Ma oggi il problema si presenta sotto un aspetto ben diverso di quello che non fosse nel 1890.

Il terreno essendo fecondo non è più il caso di esprimere dubbi sopra il risultato che possono dare mutamenti contenuti nei limiti di una semplice evoluzione nel campo tecnico, per cui: data e concessa la necessità di studiare un nuovo regolamento, ma dato, però, e concesso anche il fatto che dal 1890 in qua nessun avvenimento importante è venuto a giustificare una seconda rivoluzione nei mezzi di preparazione della nostra arma, viene spontanea la domanda se per la compilazione del nuovo regolamento era necessario adoperare il martello, per abbattere il morituro, o semplicemente lavorare di lima per foggiarne uno che rappresentasse una semplice evoluzione rispondente, più che alle esigenze di nuovi metodi di guerra, ad esigenze di reclutamento. [p. 496 modifica]

La risposta più eloquente ce l’ha data la stessa Commissione incaricata di studiare il nuovo regolamento, Commissione la quale pur essendo composta di elementi non certo sospetti di soverchio amore all’antico, lavorò sapientemente di lima e non di martello, convinta che a così breve distanza dalla pubblicazione dell’ultimo, e senza avvenimenti che sieno venuti a gettare nuova luce sull’impiego della cavalleria, non fosse proprio il caso di introdurvi radicali riforme col disconoscere o scostarsi troppo da tutto ciò che è ancora tenuto in grande onore presso le migliori cavallerie d’Europa. Che cosa dimostra questo fatto?

Dimostra chiaramente che fra gli egregi membri chiamati dalla fiducia del nostro Ispettore a compiere il non facile lavoro non si dimenticò mai che il vero mandato non era quello di pubblicare un trattato d’equitazione con sviluppo più o meno sensibile di questa o quella branca a seconda delle simpatie o vedute personali di questo o quel membro, ma di compilare un regolamento il quale, pur contenendo tutto l’indispensabile, ma nulla più dell’indispensabile, riuscisse come una guida pratica per l’istruttore, breve, chiara, concisa.

Dimostra che la Commissione non dimenticò mai che un reglamento militare, perchè riesca tale, non deve avere per base i soli dettami dell’esperienza di chi eccelle in questo o quel sistema, o ramo d’un dato sistema, ma rappresentare la somma delle numerose esperienze fatte in armonia con tutte le branche dello scibile militare. (V. Ancora e sempre non esageriamo).

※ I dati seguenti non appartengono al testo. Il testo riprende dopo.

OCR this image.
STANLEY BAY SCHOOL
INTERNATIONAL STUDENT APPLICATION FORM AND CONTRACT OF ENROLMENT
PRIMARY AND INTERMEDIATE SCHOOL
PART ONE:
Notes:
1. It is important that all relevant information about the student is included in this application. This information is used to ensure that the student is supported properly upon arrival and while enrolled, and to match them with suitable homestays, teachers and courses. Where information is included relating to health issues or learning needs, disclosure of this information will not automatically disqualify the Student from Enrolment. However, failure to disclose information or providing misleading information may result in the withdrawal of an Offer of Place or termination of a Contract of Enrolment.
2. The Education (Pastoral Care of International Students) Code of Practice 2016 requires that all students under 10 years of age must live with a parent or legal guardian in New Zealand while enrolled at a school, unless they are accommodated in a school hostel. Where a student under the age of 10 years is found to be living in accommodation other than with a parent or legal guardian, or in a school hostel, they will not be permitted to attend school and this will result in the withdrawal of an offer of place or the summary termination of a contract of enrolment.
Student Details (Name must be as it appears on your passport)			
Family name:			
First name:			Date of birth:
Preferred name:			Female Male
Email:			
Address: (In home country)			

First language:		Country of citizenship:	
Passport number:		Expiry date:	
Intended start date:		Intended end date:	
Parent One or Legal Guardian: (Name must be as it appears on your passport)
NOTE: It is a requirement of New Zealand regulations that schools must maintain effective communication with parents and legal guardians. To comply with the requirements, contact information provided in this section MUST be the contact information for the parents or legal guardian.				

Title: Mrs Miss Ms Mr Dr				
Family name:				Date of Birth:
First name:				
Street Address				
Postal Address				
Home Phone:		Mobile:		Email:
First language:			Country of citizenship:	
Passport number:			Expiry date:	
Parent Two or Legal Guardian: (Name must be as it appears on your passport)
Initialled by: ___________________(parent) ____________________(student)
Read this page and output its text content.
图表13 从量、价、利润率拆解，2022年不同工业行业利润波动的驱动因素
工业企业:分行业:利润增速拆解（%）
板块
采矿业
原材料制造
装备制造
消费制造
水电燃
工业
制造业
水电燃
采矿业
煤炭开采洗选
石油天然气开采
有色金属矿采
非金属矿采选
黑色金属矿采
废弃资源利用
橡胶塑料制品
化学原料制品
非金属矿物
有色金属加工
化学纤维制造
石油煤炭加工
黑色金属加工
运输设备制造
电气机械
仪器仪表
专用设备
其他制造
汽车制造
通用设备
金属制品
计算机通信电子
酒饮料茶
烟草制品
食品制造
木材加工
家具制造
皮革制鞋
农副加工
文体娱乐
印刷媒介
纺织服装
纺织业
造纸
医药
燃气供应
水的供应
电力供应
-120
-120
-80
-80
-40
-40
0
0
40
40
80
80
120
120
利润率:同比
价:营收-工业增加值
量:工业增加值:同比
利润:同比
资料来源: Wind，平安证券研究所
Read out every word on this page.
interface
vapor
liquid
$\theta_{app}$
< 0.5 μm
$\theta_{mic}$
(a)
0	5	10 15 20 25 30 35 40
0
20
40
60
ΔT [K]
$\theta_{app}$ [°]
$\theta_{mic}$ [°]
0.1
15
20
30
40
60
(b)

Dimostra, infine, che non dimenticò mai che in arte2 il vero progresso non è dato dai bruschi mutamenti, ma dal trasformarsi e perfezionarsi delle teorie basate sopra i principii immutabili che l’esperienza, lo studio e le opere dei maestri, che ci precedettero, hanno posto a base dell’arte che si vuol fare progredire coi tempi.

Fu certamente colla scorta di questi criteri che la Commissione studiò, lavorò e pubblicò il nuovo regolamento e quando si consideri che fra quei membri taluni, se non tutti, avevano in fatto d’equitazione idee e vedute speciali, giustificate, anche, da successi personali invidiabili, fu veramente gran merito il non essersi lasciata trascinare da ideali giustificati solo da parziali, per quanto ottimi, risultati che la massa non può raggiungere.

Ciò premesso, credo non andar errato esprimendo l’intima convinzione che il nuovo regolamento, salvo insignificanti dettagli [p. 497 modifica]ed un piccolo neo, del quale dirò più innanzi, è riuscito un regolamento che si può dire perfetto perchè risponde per forma e sostanza allo scopo che si voleva raggiungere, quello, cioè, di concentrare in brevi pagine quel tutto strettamente necessario a formare, in breve tempo, buoni cavalieri di campagna e buoni combattenti a cavallo.

Questo è il mio umile modo di vedere e nutro fiducia che l’esperimento in corso vorrà darmi ragione.

A giudicare però da una prima critica apparsa sopra questa Rivista bisogna arguire che il nuovo regolamento non incontrerà il favore di molti perchè il critico in parola avendo fatto scuola ed allievi parecchi, questi non vorranno sconfessare il maestro che vi ha scoperto lacune e difetti non pochi.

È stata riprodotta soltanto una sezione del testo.